There is even an effort underway to change the name “antipsychotic” to make the use of these medications in a broad range of conditions more palatable to patients and physicians (1). This would also make it less apparent that these medications can cause metabolic syndrome and tardive dyskinesia.
Wakefield has stated:
“A major pressure unique to psychiatric research today,


and one that has detrimentally affected the quality of journal


editing, is the push to publish articles that provide real or


apparent support for proposed changes in the DSM.

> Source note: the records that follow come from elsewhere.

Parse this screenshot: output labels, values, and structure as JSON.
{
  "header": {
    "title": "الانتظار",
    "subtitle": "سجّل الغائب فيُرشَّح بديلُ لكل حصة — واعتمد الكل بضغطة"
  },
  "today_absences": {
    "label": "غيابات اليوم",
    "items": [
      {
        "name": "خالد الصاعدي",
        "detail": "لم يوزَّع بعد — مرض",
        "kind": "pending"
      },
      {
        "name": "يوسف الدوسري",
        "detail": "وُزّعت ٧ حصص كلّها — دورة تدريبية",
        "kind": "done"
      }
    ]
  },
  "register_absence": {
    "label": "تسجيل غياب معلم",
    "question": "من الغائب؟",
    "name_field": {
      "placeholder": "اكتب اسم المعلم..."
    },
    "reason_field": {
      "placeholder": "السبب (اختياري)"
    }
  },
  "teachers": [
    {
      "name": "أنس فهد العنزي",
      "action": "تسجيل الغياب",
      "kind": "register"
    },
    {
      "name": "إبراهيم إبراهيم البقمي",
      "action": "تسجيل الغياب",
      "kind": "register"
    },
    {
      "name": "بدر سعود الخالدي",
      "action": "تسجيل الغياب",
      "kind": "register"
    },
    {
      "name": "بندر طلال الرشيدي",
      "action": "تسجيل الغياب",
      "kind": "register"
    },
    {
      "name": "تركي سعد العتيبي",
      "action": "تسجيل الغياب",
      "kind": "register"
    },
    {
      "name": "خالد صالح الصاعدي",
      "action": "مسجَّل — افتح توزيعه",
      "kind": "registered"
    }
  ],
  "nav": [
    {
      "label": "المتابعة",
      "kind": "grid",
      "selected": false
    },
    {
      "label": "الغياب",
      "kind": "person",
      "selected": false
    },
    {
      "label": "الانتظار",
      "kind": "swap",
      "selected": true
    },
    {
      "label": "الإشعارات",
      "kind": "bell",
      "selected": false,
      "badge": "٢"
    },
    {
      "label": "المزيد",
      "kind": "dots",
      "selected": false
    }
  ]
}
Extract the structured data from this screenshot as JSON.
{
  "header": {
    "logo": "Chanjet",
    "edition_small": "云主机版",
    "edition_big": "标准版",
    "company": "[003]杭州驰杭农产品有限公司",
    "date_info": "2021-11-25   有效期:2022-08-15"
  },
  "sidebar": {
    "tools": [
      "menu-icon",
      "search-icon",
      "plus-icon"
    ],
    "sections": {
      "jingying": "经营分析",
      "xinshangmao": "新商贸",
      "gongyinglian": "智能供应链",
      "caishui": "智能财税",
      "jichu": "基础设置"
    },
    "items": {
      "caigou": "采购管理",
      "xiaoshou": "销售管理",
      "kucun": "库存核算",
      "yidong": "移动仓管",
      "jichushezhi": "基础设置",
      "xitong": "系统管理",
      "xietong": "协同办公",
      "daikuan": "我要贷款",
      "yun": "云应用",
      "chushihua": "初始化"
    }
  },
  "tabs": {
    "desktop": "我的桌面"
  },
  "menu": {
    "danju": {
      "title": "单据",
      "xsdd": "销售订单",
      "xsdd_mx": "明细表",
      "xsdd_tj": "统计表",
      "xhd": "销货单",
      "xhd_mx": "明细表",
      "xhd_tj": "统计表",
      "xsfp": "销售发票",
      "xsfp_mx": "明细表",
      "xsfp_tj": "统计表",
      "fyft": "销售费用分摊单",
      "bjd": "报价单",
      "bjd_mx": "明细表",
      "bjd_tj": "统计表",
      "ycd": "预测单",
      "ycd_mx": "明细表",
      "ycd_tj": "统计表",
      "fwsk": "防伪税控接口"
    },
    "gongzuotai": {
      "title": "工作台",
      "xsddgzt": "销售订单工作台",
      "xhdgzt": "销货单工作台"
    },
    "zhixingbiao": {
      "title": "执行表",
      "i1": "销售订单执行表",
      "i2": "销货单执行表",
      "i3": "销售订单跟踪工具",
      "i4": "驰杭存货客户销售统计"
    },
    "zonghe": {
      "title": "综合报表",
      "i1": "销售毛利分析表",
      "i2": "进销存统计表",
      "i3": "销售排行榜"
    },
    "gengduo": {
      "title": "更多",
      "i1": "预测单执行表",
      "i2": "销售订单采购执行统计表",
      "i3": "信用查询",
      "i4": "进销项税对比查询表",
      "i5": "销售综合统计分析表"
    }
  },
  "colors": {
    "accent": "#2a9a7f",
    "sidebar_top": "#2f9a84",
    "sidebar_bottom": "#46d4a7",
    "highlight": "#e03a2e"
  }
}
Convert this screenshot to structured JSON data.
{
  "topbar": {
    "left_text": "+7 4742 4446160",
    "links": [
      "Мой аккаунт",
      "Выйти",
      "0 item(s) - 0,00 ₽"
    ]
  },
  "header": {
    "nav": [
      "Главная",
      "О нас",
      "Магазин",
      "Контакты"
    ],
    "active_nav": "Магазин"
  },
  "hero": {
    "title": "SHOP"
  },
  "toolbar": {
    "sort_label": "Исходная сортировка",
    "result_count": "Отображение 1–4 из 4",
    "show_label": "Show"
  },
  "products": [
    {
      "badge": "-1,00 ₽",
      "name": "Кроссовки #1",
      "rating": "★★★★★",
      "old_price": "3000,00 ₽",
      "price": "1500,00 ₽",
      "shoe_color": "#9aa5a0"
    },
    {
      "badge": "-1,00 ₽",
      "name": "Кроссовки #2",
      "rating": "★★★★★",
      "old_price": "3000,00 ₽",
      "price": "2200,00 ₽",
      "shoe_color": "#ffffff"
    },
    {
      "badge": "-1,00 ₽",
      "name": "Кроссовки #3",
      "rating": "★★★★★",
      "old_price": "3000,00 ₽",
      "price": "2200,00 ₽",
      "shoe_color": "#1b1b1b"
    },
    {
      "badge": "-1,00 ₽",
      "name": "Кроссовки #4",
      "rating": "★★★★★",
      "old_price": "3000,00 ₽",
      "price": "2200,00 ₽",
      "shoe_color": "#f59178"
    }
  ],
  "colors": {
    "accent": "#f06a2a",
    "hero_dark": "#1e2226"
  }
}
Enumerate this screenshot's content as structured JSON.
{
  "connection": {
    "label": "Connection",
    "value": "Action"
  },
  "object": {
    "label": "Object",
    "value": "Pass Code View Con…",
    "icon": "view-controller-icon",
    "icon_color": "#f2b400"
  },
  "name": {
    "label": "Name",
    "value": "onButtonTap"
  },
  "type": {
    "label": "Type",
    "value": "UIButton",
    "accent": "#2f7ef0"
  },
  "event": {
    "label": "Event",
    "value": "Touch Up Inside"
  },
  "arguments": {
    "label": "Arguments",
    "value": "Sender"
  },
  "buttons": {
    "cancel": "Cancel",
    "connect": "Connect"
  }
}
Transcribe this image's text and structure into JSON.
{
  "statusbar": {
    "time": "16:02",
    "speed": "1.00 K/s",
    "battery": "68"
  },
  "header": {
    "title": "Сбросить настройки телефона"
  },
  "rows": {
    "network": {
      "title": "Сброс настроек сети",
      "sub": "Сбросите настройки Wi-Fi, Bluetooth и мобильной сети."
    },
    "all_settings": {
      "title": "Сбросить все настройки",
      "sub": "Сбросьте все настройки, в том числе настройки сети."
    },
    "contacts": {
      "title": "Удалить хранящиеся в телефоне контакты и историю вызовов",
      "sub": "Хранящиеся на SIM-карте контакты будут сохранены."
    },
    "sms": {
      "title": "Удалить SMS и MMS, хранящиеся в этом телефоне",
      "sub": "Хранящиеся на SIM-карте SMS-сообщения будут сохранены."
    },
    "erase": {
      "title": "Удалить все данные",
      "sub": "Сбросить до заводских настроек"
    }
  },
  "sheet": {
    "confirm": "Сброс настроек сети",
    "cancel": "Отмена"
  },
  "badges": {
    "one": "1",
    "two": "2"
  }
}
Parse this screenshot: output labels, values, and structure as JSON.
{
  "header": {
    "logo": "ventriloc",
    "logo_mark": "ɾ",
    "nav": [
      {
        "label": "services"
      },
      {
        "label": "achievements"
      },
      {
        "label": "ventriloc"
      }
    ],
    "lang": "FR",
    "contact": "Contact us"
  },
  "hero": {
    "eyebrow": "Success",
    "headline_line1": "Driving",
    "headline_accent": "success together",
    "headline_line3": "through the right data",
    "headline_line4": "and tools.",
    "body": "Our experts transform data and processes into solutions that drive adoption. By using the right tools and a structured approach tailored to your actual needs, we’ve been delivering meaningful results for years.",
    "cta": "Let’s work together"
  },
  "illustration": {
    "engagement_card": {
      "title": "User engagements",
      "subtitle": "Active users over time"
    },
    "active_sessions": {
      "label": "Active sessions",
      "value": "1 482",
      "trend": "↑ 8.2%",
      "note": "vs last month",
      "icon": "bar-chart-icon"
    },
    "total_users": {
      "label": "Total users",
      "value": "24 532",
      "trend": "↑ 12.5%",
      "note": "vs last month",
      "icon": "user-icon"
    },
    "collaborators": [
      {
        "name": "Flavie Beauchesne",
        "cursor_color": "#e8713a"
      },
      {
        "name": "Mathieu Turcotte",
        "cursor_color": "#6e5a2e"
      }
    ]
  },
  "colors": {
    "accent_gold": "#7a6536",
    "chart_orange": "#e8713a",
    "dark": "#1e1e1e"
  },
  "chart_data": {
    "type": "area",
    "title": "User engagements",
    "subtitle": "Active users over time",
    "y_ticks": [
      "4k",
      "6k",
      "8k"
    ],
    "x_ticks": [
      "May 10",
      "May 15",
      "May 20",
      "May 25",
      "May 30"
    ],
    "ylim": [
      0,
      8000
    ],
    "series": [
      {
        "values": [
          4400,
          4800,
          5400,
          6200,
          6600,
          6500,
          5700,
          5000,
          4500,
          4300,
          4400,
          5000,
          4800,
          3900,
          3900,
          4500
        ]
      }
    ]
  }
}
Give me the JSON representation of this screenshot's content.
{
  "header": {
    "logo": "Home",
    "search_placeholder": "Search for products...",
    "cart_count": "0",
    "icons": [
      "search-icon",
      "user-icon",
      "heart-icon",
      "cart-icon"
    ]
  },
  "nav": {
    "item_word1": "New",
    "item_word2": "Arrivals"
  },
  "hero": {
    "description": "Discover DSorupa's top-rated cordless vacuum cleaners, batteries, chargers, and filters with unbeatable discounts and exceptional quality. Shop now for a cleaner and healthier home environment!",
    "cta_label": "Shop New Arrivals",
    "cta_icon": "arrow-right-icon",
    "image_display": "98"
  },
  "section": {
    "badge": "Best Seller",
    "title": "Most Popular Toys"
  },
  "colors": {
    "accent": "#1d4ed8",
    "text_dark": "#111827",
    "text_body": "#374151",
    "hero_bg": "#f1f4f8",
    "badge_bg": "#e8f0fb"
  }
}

Links between DSM diagnosis and reimbursement, research funding,


and approval of pharmacotherapies create non-scientific


motives for justifying additions to DSM and thus for making


claims that stretch or go beyond or against the evidence.” (2,3)
“Entire research programmes (e.g. on complicated grief disorder,


or binge eating disorder) are pursued with the goal in mind of justifying


entry into DSM, with researchers interpreting their data and reviewers


evaluating submitted manuscripts through the lens of DSM.

This appears to have occurred with the new and somewhat absurd inclusion in DSM-V of a depressive mixed mood state. In DSM 5 under “specifiers” for depressive disorders there is a category for depression with mixed features which consist of at least three of the following:

elevated, expansive mood
inflated self-esteem or grandiosity
more talkative than usual or pressure to keep talking
flight of ideas or subjective experience that thoughts are racing
increase in energy or goal-directed activity
increased or excessive involvement in activities that have a high potential
for painful consequences such as buying sprees, sexual indiscretions
or bad business decisions
decreased need for sleep while still feeling rested.
But these specifiers are core symptoms of bipolar disorder and that should be the diagnosis!  There appears to be no scientific evidence for or need to invent a new category of mixed depression. This was very puzzling until I attended a presentation promoting the use of the antipsychotic medication Lurasidone for “mixed states”.
1. Zohar J, Allgulander C. Antipsychotics in anxiety disorders: An oxymoron or a reflection of   non-adequate nomenclature? European Neuropsychopharmacology, 21, 6, p.427-428, June 2011.
2. Wakefield J.  The editor’s dilemma: how DSM politics are
turning psychiatry into a pseudoscience. Acta Psychiatrica Scandinavica 132,

6  p.415 – 502, December 2015.

3. Rosenheck R. Second generation antipsychotics: evolution of scientific knowledge or uncovering fraud. Epidemiology and Psychiatric Sciences (2013), 22, 235–237.